Researchers last month detected a new malware that steals not only browser credentials, browser cookies and text files, but also cache and key files from the desktop version of end-to-end encrypted instant messaging service Telegram.
Moreover, the culprit behind the malware has also been linked to several posted YouTube videos that contain instructions for using victims’ exfiltrated Telegram information to hijack their sessions. “In summary, by restoring cache and map files into an existing Telegram desktop installation, if the session was open, it will be possible to access the victim’s session, contacts and previous chats,” explains Talos senior security researcher Vitor Ventura in the post. (Talos senior intelligence analyst Azim Khodjibaev also contributed to the report). “Talos believes with high confidence the author of the video and the author of the malware are the same.”
The original version of TeleGrab, which popped up on Apr. 4, did not target Telegram, but by Apr. 10 a newer variant included this functionality, along with the ability to steal login information for the Steam gaming website. Rather than exploiting a Telegram vulnerability to swipe cache and key files, the malware instead simply abuses weak default security settings in the app’s desktop version.
The malware specifically capitalizes on two issues: First, the cloud-based desktop version is unable to support Secret Chats, which are not stored in the Telegram cloud, and can only be accessed on their devices of origin, where they are permanently stored. And second, Telegram for desktop machines does not offer the auto-logout feature active.
Although the YouTube tutorial video claims that the stolen Telegram information can enable hijacked Telegram session, Ventura notes that there is no known tool at this time that can decrypt Telegram cache information – although in theory one could perhaps be developed. On the other hand, Ventura says it is possible to use a brute-force attack to break the encryption of stolen map files, which contain the keys used to encrypt the files on Telegram desktop data.
“Even with limitations this attack does allow the session hijacking and with it the victims contacts and previous chats are compromised,” Ventura writes. “Although it’s not exploring any vulnerability, it is rather uncommon to see malware collecting this kind of information. This malware should be considered a wake up call to encrypted messaging systems users. Features which are not clearly explained and bad defaults can put in jeopardy they privacy.”

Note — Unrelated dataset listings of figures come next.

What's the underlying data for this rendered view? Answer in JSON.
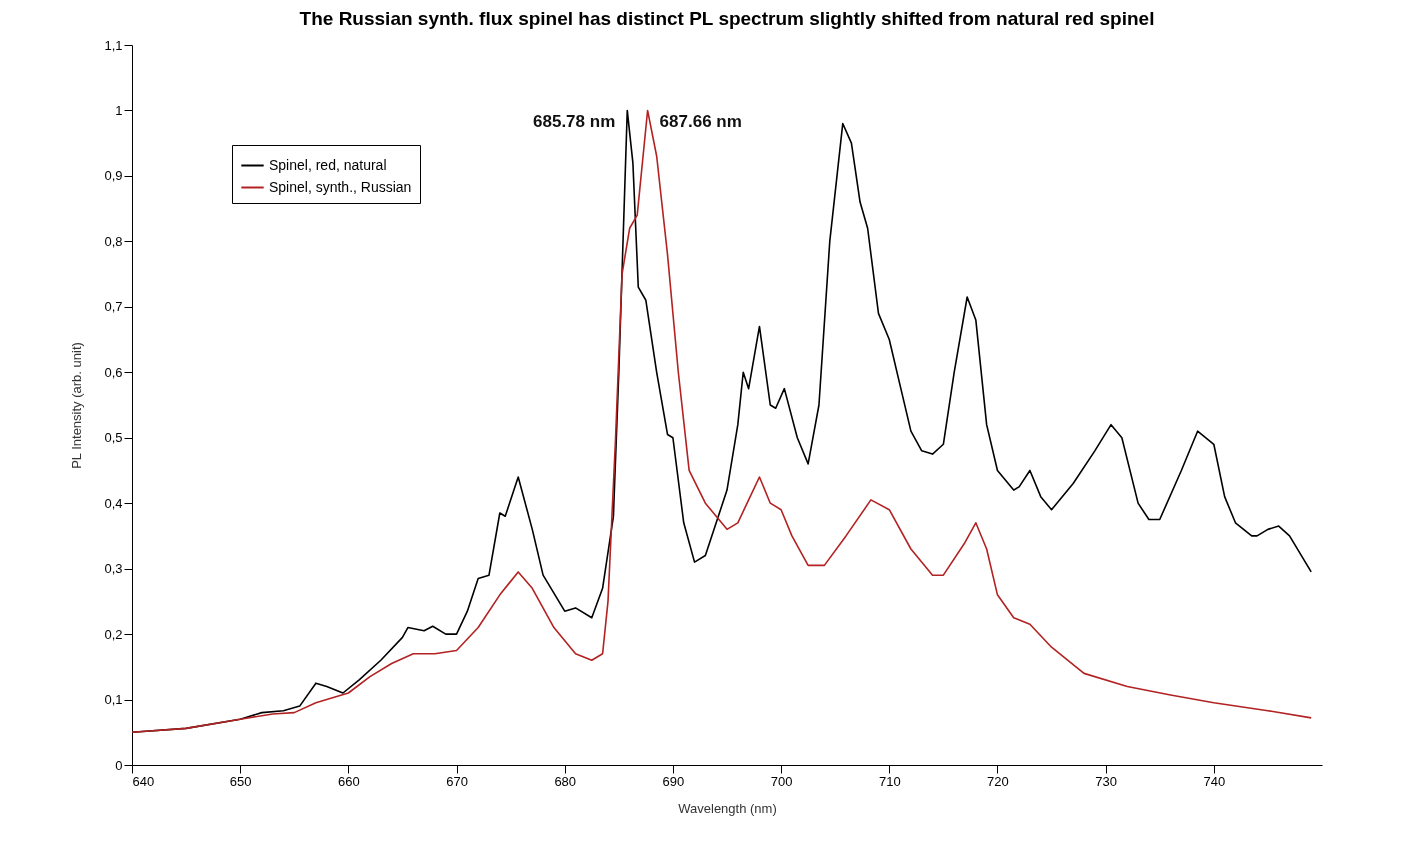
{
  "chart_data": {
    "type": "line",
    "title": "The Russian synth. flux spinel has distinct PL spectrum slightly shifted from natural red spinel",
    "xlabel": "Wavelength (nm)",
    "ylabel": "PL Intensity (arb. unit)",
    "xlim": [
      640,
      750
    ],
    "xticks": [
      640,
      650,
      660,
      670,
      680,
      690,
      700,
      710,
      720,
      730,
      740
    ],
    "ylim": [
      0,
      1.1
    ],
    "yticks": [
      0,
      {
        "value": 0.1,
        "label": "0,1"
      },
      {
        "value": 0.2,
        "label": "0,2"
      },
      {
        "value": 0.3,
        "label": "0,3"
      },
      {
        "value": 0.4,
        "label": "0,4"
      },
      {
        "value": 0.5,
        "label": "0,5"
      },
      {
        "value": 0.6,
        "label": "0,6"
      },
      {
        "value": 0.7,
        "label": "0,7"
      },
      {
        "value": 0.8,
        "label": "0,8"
      },
      {
        "value": 0.9,
        "label": "0,9"
      },
      1,
      {
        "value": 1.1,
        "label": "1,1"
      }
    ],
    "grid": false,
    "legend": "top left",
    "line_style": "solid",
    "marker": "none",
    "annotations": [
      {
        "text": "685.78 nm",
        "x": 685.78,
        "y": 1.0
      },
      {
        "text": "687.66 nm",
        "x": 687.66,
        "y": 1.0
      }
    ],
    "series": [
      {
        "name": "Spinel, red, natural",
        "color": "#000000",
        "x": [
          640,
          645,
          650,
          652,
          654,
          655.5,
          657,
          658,
          659.5,
          661,
          663,
          665,
          665.5,
          667,
          667.8,
          669,
          670,
          671,
          672,
          673,
          674,
          674.5,
          675.7,
          677,
          678,
          680,
          681,
          682.5,
          683.5,
          684.5,
          685,
          685.78,
          686.3,
          686.8,
          687.5,
          688.5,
          689.5,
          690,
          691,
          692,
          693,
          695,
          696,
          696.5,
          697,
          698,
          699,
          699.5,
          700.3,
          701.5,
          702.5,
          703.5,
          704.5,
          705.7,
          706.5,
          707.3,
          708,
          709,
          710,
          711,
          712,
          713,
          714,
          715,
          716,
          717.2,
          718,
          719,
          720,
          721.5,
          722,
          723,
          724,
          725,
          727,
          729,
          730.5,
          731.5,
          733,
          734,
          735,
          737,
          738.5,
          740,
          741,
          742,
          743.5,
          744,
          745,
          746,
          747,
          749
        ],
        "values": [
          0.05,
          0.056,
          0.07,
          0.08,
          0.083,
          0.09,
          0.125,
          0.12,
          0.11,
          0.13,
          0.16,
          0.195,
          0.21,
          0.205,
          0.212,
          0.2,
          0.2,
          0.235,
          0.285,
          0.29,
          0.385,
          0.38,
          0.44,
          0.36,
          0.29,
          0.235,
          0.24,
          0.225,
          0.27,
          0.38,
          0.6,
          1.0,
          0.92,
          0.73,
          0.71,
          0.6,
          0.505,
          0.5,
          0.37,
          0.31,
          0.32,
          0.42,
          0.52,
          0.6,
          0.575,
          0.67,
          0.55,
          0.545,
          0.575,
          0.5,
          0.46,
          0.55,
          0.8,
          0.98,
          0.95,
          0.86,
          0.82,
          0.69,
          0.65,
          0.58,
          0.51,
          0.48,
          0.475,
          0.49,
          0.6,
          0.715,
          0.68,
          0.52,
          0.45,
          0.42,
          0.425,
          0.45,
          0.41,
          0.39,
          0.43,
          0.48,
          0.52,
          0.5,
          0.4,
          0.375,
          0.375,
          0.45,
          0.51,
          0.49,
          0.41,
          0.37,
          0.35,
          0.35,
          0.36,
          0.365,
          0.35,
          0.295
        ]
      },
      {
        "name": "Spinel, synth., Russian",
        "color": "#b22222",
        "x": [
          640,
          645,
          650,
          653,
          655,
          657,
          659,
          660,
          662,
          664,
          666,
          668,
          670,
          672,
          674,
          675.7,
          677,
          679,
          681,
          682.5,
          683.5,
          684,
          684.7,
          685.3,
          686,
          686.7,
          687.66,
          688.5,
          689.5,
          690.5,
          691.5,
          693,
          695,
          696,
          697,
          698,
          699,
          700,
          701,
          702.5,
          704,
          706,
          708.3,
          710,
          712,
          714,
          715,
          717,
          718,
          719,
          720,
          721.5,
          723,
          725,
          728,
          732,
          736,
          740,
          745,
          749
        ],
        "values": [
          0.05,
          0.056,
          0.07,
          0.078,
          0.08,
          0.095,
          0.105,
          0.11,
          0.135,
          0.155,
          0.17,
          0.17,
          0.175,
          0.21,
          0.26,
          0.295,
          0.27,
          0.21,
          0.17,
          0.16,
          0.17,
          0.25,
          0.5,
          0.75,
          0.82,
          0.84,
          1.0,
          0.93,
          0.78,
          0.6,
          0.45,
          0.4,
          0.36,
          0.37,
          0.405,
          0.44,
          0.4,
          0.39,
          0.35,
          0.305,
          0.305,
          0.35,
          0.405,
          0.39,
          0.33,
          0.29,
          0.29,
          0.34,
          0.37,
          0.33,
          0.26,
          0.225,
          0.215,
          0.18,
          0.14,
          0.12,
          0.107,
          0.095,
          0.083,
          0.072
        ]
      }
    ]
  }
}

Although Russian-speakers are its primary targets, Talos did notice that TeleGrab avoids avoiding certain blacklisted Russian and Chinese IP addresses, as well as IP addresses associated with anonymizer services. Talos notes that the malware is distributed using downloaders written in various coding languages as well as, in the case of variant two, via a RAR self-extractable file.
Analysis of these delivery mechanisms downloaders resulted in the discovery of the Go-based malicious executable finder.exe, which is the component designed to search hard drives for Chrome browser credentials and session cookies, and text files. Variant two also includes a Python-based stub executable with the name enotproject.exe or dpapi.exe, which is the component enables the Telegram and Steam-based data exfiltration. Stolen information is sent to the pcloud.com cloud storage service.
Researchers also found a third version of the malware wrapped in a py2exe executable.
Talos reports with “high confidence” that the malware author goes by multiple aliases including “Racoon Hacker,” “Eyenot” and “Racoon Pogoromist,” and appears to be a native Russian speaker who is adept in Python-based programming.
“When compared with the large bot networks used by large criminal enterprises, this threat can be considered almost insignificant. However, this shows how a small operation can fly under the radar and compromise thousands of credentials in less than a month, having a significant impact on the victim’s privacy,” Ventura concludes. “These credentials and cookies allow the malware operator to access the victims information on websites like, vk.com, yandex.com, gmail.com, google.com, etc.”